I think it could also be key that you were clear in your interest--but not sexually brazen about it. You didn't dress seductively, unbutton your blouse, and say, "How about it, Big Boy?" You simply let it be known that you were open to his advance, and you did it in an unambiguous way. However, had you done it in an over-the-top sexual way, you might have sent your now-husband back to his plans for the Priesthood! :)

Thanks for sharing your story! Lots of fun to see how things work out.

Cheers,
Duana

December 1, 2010 | Registered CommenterDuana C. Welch, Ph.D.

Thanks for you response, Duana, and you are correct on both counts: My future husband did have a limited dating history, and I didn't unbutton my blouse! No, ma'am, not until much later.

I believe the Divine put us in that parking lot at the same time, but the science explains why this match works and keeps on working. I thoroughly enjoy learning the data behind the love, and having it explained to me in such a kind and balanced way (not too technical, not too simplified ... it's juuuust right), which keeps me returning to this great again and again. Bravo!

December 1, 2010 | Unregistered CommenterAnonymous

Why thank you, Anonyma'am! Glad to be of service!

December 1, 2010 | Registered CommenterDuana C. Welch, Ph.D.

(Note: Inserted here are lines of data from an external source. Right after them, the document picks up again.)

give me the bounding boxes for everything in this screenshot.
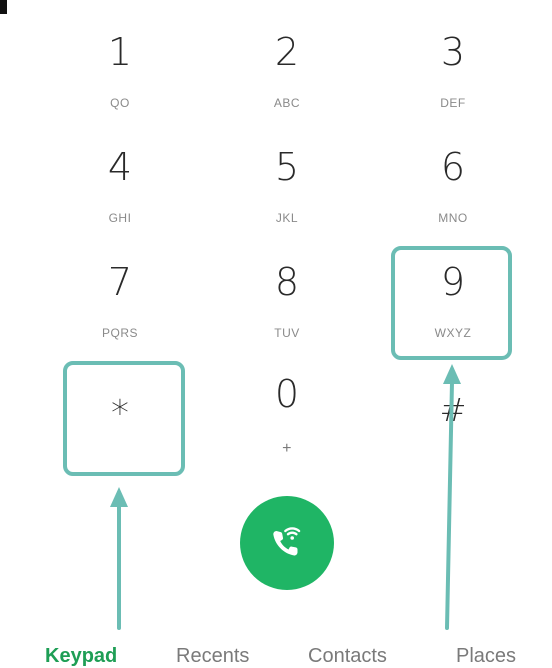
key-1[interactable]: 1 QO [50,30,190,142]
key-letters: TUV [274,326,300,340]
tab-recents[interactable]: Recents [176,644,249,668]
key-digit: # [439,391,467,429]
phone-wifi-call-icon [273,527,301,556]
key-letters: PQRS [101,326,138,340]
key-3[interactable]: 3 DEF [383,30,523,142]
tab-places[interactable]: Places [456,644,516,668]
key-digit: 8 [274,260,300,304]
key-4[interactable]: 4 GHI [50,145,190,257]
key-6[interactable]: 6 MNO [383,145,523,257]
highlight-box-key-star [63,361,185,476]
tab-keypad[interactable]: Keypad [45,644,117,668]
tab-contacts[interactable]: Contacts [308,644,387,668]
key-2[interactable]: 2 ABC [217,30,357,142]
call-button[interactable] [240,496,334,590]
key-7[interactable]: 7 PQRS [50,260,190,372]
key-5[interactable]: 5 JKL [217,145,357,257]
key-digit: 2 [274,30,300,74]
key-letters: MNO [438,211,468,225]
key-letters: QO [110,96,130,110]
key-letters: JKL [275,211,299,225]
key-digit: 5 [274,145,300,189]
key-digit: 3 [440,30,466,74]
bottom-tab-bar: Keypad Recents Contacts Places [0,638,552,667]
key-letters: + [282,440,292,457]
key-digit: 6 [440,145,466,189]
arrow-to-key-star [110,487,128,630]
key-8[interactable]: 8 TUV [217,260,357,372]
key-digit: 4 [107,145,133,189]
key-letters: ABC [273,96,301,110]
key-0[interactable]: 0 + [217,372,357,484]
highlight-box-key-9 [391,246,512,360]
key-hash[interactable]: # [383,372,523,484]
key-digit: 0 [274,372,300,416]
key-digit: 1 [107,30,133,74]
key-letters: DEF [440,96,466,110]
key-letters: GHI [108,211,132,225]
key-digit: 7 [107,260,133,304]
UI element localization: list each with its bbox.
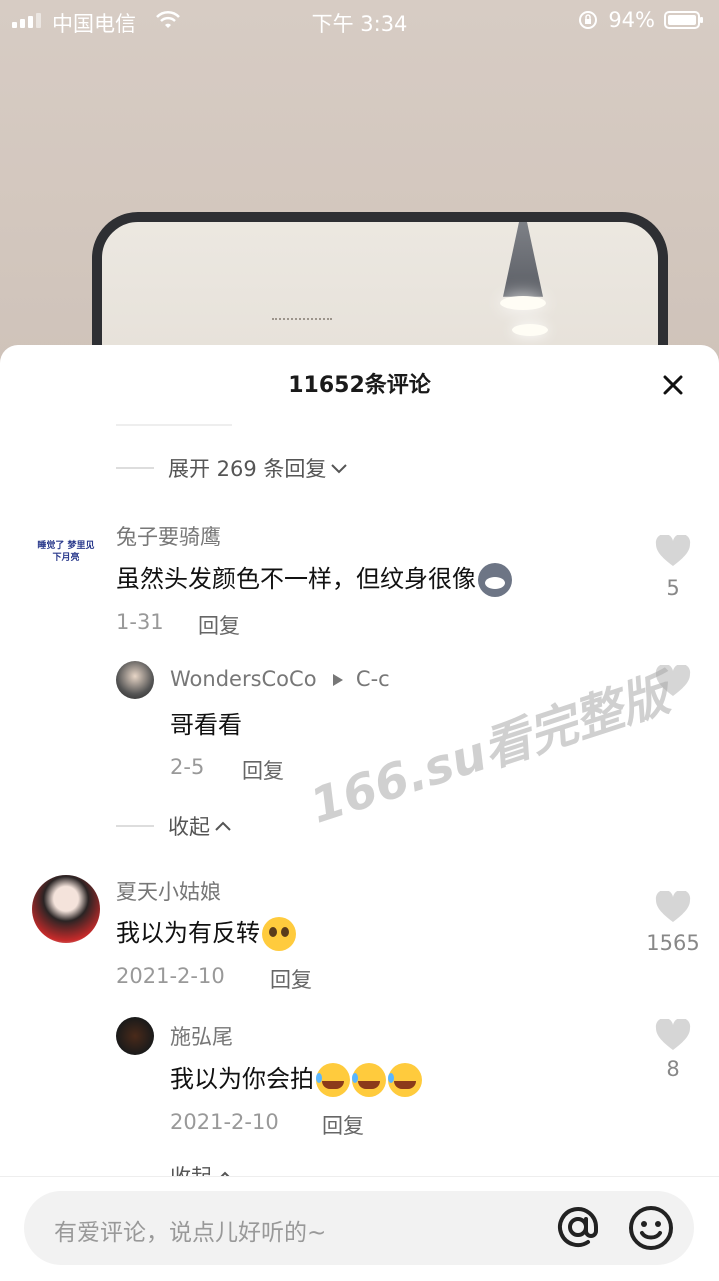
close-icon[interactable]	[657, 369, 689, 401]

How strange, I think I must be a huge anomaly with all of this and so are my close friends.
I love it if a girl is bold and just goes for it.
Often just being the sort of girl that can do that will spark an interest in me when none existed before.

December 3, 2010 | Unregistered CommenterInferno

Inferno--Science can only tell us what works for most people most of the time (only a crystal ball can claim to say what works for every individual)...but that said, have you married or had a very serious LTR with a bold woman? The science suggests you'd love The Bold & The Beautiful..for the short term :).

To wit, I had a female client who said her male friends all said they loved it when women asked them out, and so she told me she wanted to begin asking men out (including a couple of her guy friends). Well, life's an experiment, I said, so why not? Results: Every guy said yes to a date...but then lost interest. One even said he was confused, because he had liked her, but now she was pursuing he just could not figure out whether he was at all motivated to be with her.

She's married now. But not to a man she pursued!

Thanks for your note!

December 3, 2010 | Unregistered CommenterDuana C. Welch, Ph.D.